E-Mail from Orbitz: Four Kinds of Bad

by | Oct 3, 2008 | Writing Matters Blog | 0 comments

Shopping for a birthday gift for my father’s wonderful wife this week, I considered giving her something I would enjoy too: a gift certificate for airfare.  I hoped she’d use the gift certificate to buy a plane ticket to visit me!  Using Orbitz would give her choices about which airline to fly, so I sent Orbitz’s customer service team this e-mail query: “Does Orbitz offer gift certificates?  I’d like to purchase one for a birthday gift.”

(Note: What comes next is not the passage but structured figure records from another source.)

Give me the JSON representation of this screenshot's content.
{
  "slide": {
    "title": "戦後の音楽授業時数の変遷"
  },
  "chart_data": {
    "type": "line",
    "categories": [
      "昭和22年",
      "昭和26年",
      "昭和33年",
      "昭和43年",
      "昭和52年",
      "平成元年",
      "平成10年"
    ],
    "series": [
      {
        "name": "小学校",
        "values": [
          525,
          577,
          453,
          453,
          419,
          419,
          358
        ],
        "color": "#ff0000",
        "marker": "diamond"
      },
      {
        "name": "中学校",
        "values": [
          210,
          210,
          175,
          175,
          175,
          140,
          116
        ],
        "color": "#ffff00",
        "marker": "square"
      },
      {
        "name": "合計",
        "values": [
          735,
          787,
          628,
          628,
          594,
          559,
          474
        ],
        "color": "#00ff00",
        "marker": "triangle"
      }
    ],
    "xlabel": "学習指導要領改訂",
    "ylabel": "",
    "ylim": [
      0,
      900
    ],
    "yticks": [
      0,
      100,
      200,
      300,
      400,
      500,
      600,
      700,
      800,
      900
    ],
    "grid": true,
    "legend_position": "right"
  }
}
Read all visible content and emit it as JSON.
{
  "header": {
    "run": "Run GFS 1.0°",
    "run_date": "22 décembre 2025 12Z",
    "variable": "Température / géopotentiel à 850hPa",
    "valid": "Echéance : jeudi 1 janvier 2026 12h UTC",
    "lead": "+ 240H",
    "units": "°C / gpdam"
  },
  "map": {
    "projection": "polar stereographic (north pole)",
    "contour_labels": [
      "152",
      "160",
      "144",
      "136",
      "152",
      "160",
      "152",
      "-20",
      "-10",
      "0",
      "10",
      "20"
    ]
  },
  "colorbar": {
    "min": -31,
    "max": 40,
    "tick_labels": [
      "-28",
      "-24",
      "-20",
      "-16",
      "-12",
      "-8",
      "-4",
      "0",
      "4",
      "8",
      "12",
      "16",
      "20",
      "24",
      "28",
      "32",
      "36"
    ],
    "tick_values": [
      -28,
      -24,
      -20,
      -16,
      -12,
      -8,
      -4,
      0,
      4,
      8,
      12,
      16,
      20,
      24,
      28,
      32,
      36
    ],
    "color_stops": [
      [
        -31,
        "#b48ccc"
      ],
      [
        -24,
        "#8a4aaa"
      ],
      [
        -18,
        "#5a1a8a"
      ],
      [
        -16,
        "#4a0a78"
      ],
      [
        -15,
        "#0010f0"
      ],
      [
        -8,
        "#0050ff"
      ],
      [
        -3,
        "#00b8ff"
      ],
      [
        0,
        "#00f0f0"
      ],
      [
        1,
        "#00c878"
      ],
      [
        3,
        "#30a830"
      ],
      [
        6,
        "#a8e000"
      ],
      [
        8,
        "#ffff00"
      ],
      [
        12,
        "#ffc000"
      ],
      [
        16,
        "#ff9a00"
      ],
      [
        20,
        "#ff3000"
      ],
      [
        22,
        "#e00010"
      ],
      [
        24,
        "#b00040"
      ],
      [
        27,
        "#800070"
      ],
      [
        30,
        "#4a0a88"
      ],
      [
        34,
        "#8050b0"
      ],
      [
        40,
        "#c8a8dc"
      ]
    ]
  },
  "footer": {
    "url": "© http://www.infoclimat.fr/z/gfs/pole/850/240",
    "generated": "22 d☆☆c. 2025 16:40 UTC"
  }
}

The reply I received, below, is four kinds of bad.  (It’s also one kind of good, but the four kinds of bad overwhelm the good.)  Read the e-mail then read my list, below.

 

  1. Good: restate the customer’s question. Doing so focuses the customer’s attention and enables the customer service agent to establish rapport from the start.  Restating the customer’s question is like saying “I hear you loud and clear.”  But, of course, the agent has to answer the customer’s question or restating it is pointless.
  2. Bad: a misspelling in the first line. Or is it a grammar error?  When I see a typo like this, I begin to wonder whether the answer I’m receiving is correct.
  3. Bad: irrelevant instructions. Why are you telling me this? I wouldn’t be selecting the flight; the gift certificate recipient would. And I still don’t know whether Orbitz sells gift certificates.
  4. Bad: confusing and irrelevant. Unlike the instructions for selecting a flight, which are clearly off topic, these purchase-related instructions are nearly, kinda, sorta on topic.  If Orbitz does sell gift certificates, I’ll need to know how to purchase one.  So this paragraph attracts attention and confuses thoroughly.
  5. Bad: obviously a “canned” response. By this point in the e-mail, I’m certain that everything after the first sentence is canned.  The agent just threw in a bunch of paragraphs and hit send.

With this e-mail, Orbitz’s customer service has proven to be useless in helping me buy a gift certificate.  I’ll remember this experience the next time I’m making a travel purchase.   Maybe I’ll just go with Expedia?

— Leslie O’Flahavan

P.S. I gave her a gift certificate to Nordstrom’s.  It was a cinch to buy online. Now that’s customer service.